PAV genes are distinct from conserved genes in many ways beyond their proximity to TEs. Violin plots showing the distributions of a) gene GC content, b) gene lengths, c) expression in culture, d) expression in planta, and e) normalized H3K27me3 histone mark ChIP-Seq signal for PAV and conserved genes in MoO and MoT. In panel e), MoT genes were not included as these data are not available for MoT. Rectangles within violin plots represent interquartile ranges, dark lines represent medians, and dots represent the means with outliers removed. Statistics describing the distributions shown and statistical comparisons between these statistics are listed in Supplementary Files 11 and 12.

Fig. 6.

Random forest classifiers accurately identify PAV genes in MoO and MoT, but the models perform poorly on genes from the host they were not trained on. a) Confusion matrix showing average percentages for each classification outcome of the MoO random forest classifier when tested on MoO genes that it was not trained on. b) Decrease in the F1 statistic of the MoO random forest classifier when each feature is permuted in the testing data.
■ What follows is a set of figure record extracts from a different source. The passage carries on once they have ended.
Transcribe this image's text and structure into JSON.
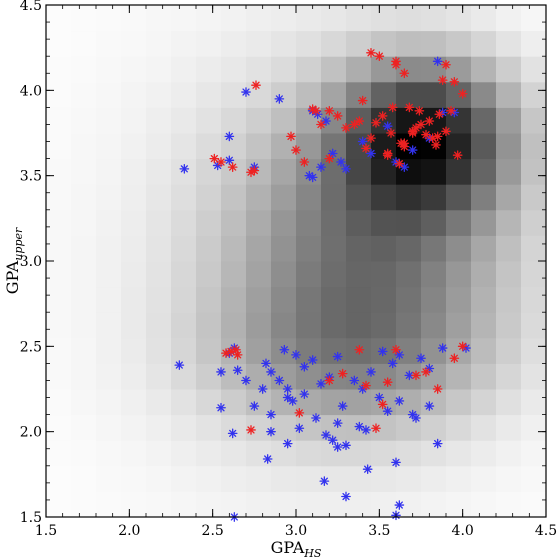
{
  "chart_data": {
    "type": "scatter",
    "title": "",
    "xlabel_main": "GPA",
    "xlabel_sub": "HS",
    "ylabel_main": "GPA",
    "ylabel_sub": "upper",
    "xlim": [
      1.5,
      4.5
    ],
    "ylim": [
      1.5,
      4.5
    ],
    "xticks": [
      "1.5",
      "2.0",
      "2.5",
      "3.0",
      "3.5",
      "4.0",
      "4.5"
    ],
    "yticks": [
      "1.5",
      "2.0",
      "2.5",
      "3.0",
      "3.5",
      "4.0",
      "4.5"
    ],
    "grid": false,
    "legend": "none",
    "background_density": {
      "type": "heatmap",
      "colormap": "grayscale",
      "x_edges_start": 1.5,
      "y_edges_start": 1.5,
      "bin_width": 0.15,
      "peak": [
        3.8,
        3.7
      ],
      "note_hidden": false
    },
    "series": [
      {
        "color": "#3333ee",
        "marker": "asterisk",
        "x": [
          2.33,
          2.53,
          2.6,
          2.7,
          2.75,
          2.9,
          2.6,
          3.08,
          3.15,
          3.18,
          3.13,
          3.22,
          3.27,
          3.4,
          3.45,
          3.55,
          3.65,
          3.7,
          3.85,
          3.95,
          3.6,
          3.8,
          3.3,
          3.1,
          3.1,
          3.88,
          2.3,
          2.6,
          2.63,
          2.65,
          2.7,
          2.82,
          2.85,
          2.93,
          2.95,
          3.0,
          3.05,
          3.1,
          3.25,
          3.35,
          3.45,
          3.52,
          3.58,
          3.62,
          3.68,
          3.75,
          3.8,
          4.02,
          2.8,
          2.9,
          2.95,
          3.05,
          3.15,
          3.2,
          3.28,
          3.4,
          3.5,
          3.7,
          2.55,
          2.75,
          2.85,
          2.98,
          3.12,
          3.25,
          3.55,
          3.62,
          3.72,
          3.8,
          2.85,
          2.95,
          3.02,
          3.18,
          3.3,
          3.42,
          3.62,
          2.83,
          3.17,
          3.3,
          3.43,
          3.6,
          2.63,
          3.88,
          2.55,
          3.6,
          3.22,
          3.25,
          3.38,
          3.85,
          2.62
        ],
        "y": [
          3.54,
          3.56,
          3.73,
          3.99,
          3.55,
          3.95,
          3.59,
          3.5,
          3.55,
          3.82,
          3.86,
          3.63,
          3.58,
          3.7,
          3.63,
          3.79,
          3.55,
          3.65,
          4.17,
          3.87,
          3.58,
          3.72,
          3.54,
          3.49,
          3.88,
          3.87,
          2.39,
          2.46,
          2.49,
          2.36,
          2.3,
          2.4,
          2.35,
          2.48,
          2.25,
          2.45,
          2.38,
          2.42,
          2.44,
          2.3,
          2.35,
          2.47,
          2.4,
          2.45,
          2.33,
          2.43,
          2.37,
          2.49,
          2.25,
          2.3,
          2.2,
          2.22,
          2.28,
          2.32,
          2.15,
          2.25,
          2.2,
          2.1,
          2.14,
          2.15,
          2.1,
          2.18,
          2.08,
          2.05,
          2.12,
          2.18,
          2.08,
          2.15,
          2.0,
          1.93,
          2.02,
          1.98,
          1.92,
          2.01,
          1.57,
          1.84,
          1.71,
          1.62,
          1.78,
          1.51,
          1.5,
          2.49,
          2.35,
          1.82,
          1.95,
          1.91,
          2.03,
          1.93,
          1.99
        ]
      },
      {
        "color": "#ee2222",
        "marker": "asterisk",
        "x": [
          2.51,
          2.62,
          2.73,
          2.76,
          2.97,
          3.0,
          3.05,
          3.12,
          3.2,
          3.25,
          3.3,
          3.35,
          3.38,
          3.42,
          3.45,
          3.48,
          3.52,
          3.55,
          3.58,
          3.6,
          3.63,
          3.65,
          3.68,
          3.7,
          3.72,
          3.75,
          3.78,
          3.8,
          3.82,
          3.84,
          3.86,
          3.88,
          3.9,
          3.93,
          3.95,
          3.97,
          4.0,
          3.5,
          3.6,
          3.65,
          3.7,
          3.55,
          3.45,
          3.4,
          3.62,
          3.74,
          3.85,
          3.9,
          3.1,
          3.15,
          3.2,
          2.61,
          2.58,
          2.65,
          2.64,
          3.2,
          3.28,
          3.42,
          3.55,
          3.78,
          3.85,
          3.95,
          4.0,
          3.38,
          3.52,
          3.72,
          2.73,
          3.02,
          3.48,
          3.6,
          2.55,
          2.75,
          3.57,
          3.65
        ],
        "y": [
          3.6,
          3.55,
          3.52,
          4.03,
          3.73,
          3.65,
          3.58,
          3.88,
          3.88,
          3.85,
          3.78,
          3.8,
          3.82,
          3.66,
          3.72,
          3.81,
          3.85,
          3.62,
          3.9,
          4.17,
          3.69,
          3.67,
          3.9,
          3.75,
          3.78,
          3.8,
          3.74,
          3.82,
          3.72,
          3.68,
          3.86,
          4.06,
          3.76,
          3.88,
          4.05,
          3.62,
          3.98,
          4.2,
          4.15,
          4.1,
          3.76,
          3.63,
          4.22,
          3.94,
          3.57,
          3.88,
          3.73,
          4.15,
          3.89,
          3.8,
          3.6,
          2.47,
          2.46,
          2.45,
          2.48,
          2.3,
          2.34,
          2.27,
          2.29,
          2.35,
          2.25,
          2.43,
          2.5,
          2.48,
          2.16,
          2.33,
          2.01,
          2.11,
          2.02,
          2.48,
          3.58,
          3.53,
          3.75,
          3.69
        ]
      }
    ]
  }
}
Features described as questions are binary, all other features are continuous. c) Decrease in the F1 statistic of the MoT random forest classifier when each feature is permuted in the testing data. d) Decrease in the F1 statistic of the MoO random forest classifier trained on a subset of features (reduced MoO model) when each variable is permuted in the testing data. e) Confusion matrix showing average percentages for each classification outcome of the MoT random forest classifier when tested on MoO genes. f) Confusion matrix showing average percentages for each classification outcome of the MoO random forest classifier trained on a subset of features (reduced MoO model) when tested on MoT genes. g) Density plots showing the distribution of the distances to the nearest PAV gene for false positive and true positive predictions by the MoT random forest classifier when tested on MoO genes. h) Density plots showing the distribution of the distances to the nearest PAV gene for false negative and true positive predictions by the MoO random forest classifier trained on a subset of features (reduced MoO model) when tested on MoT genes.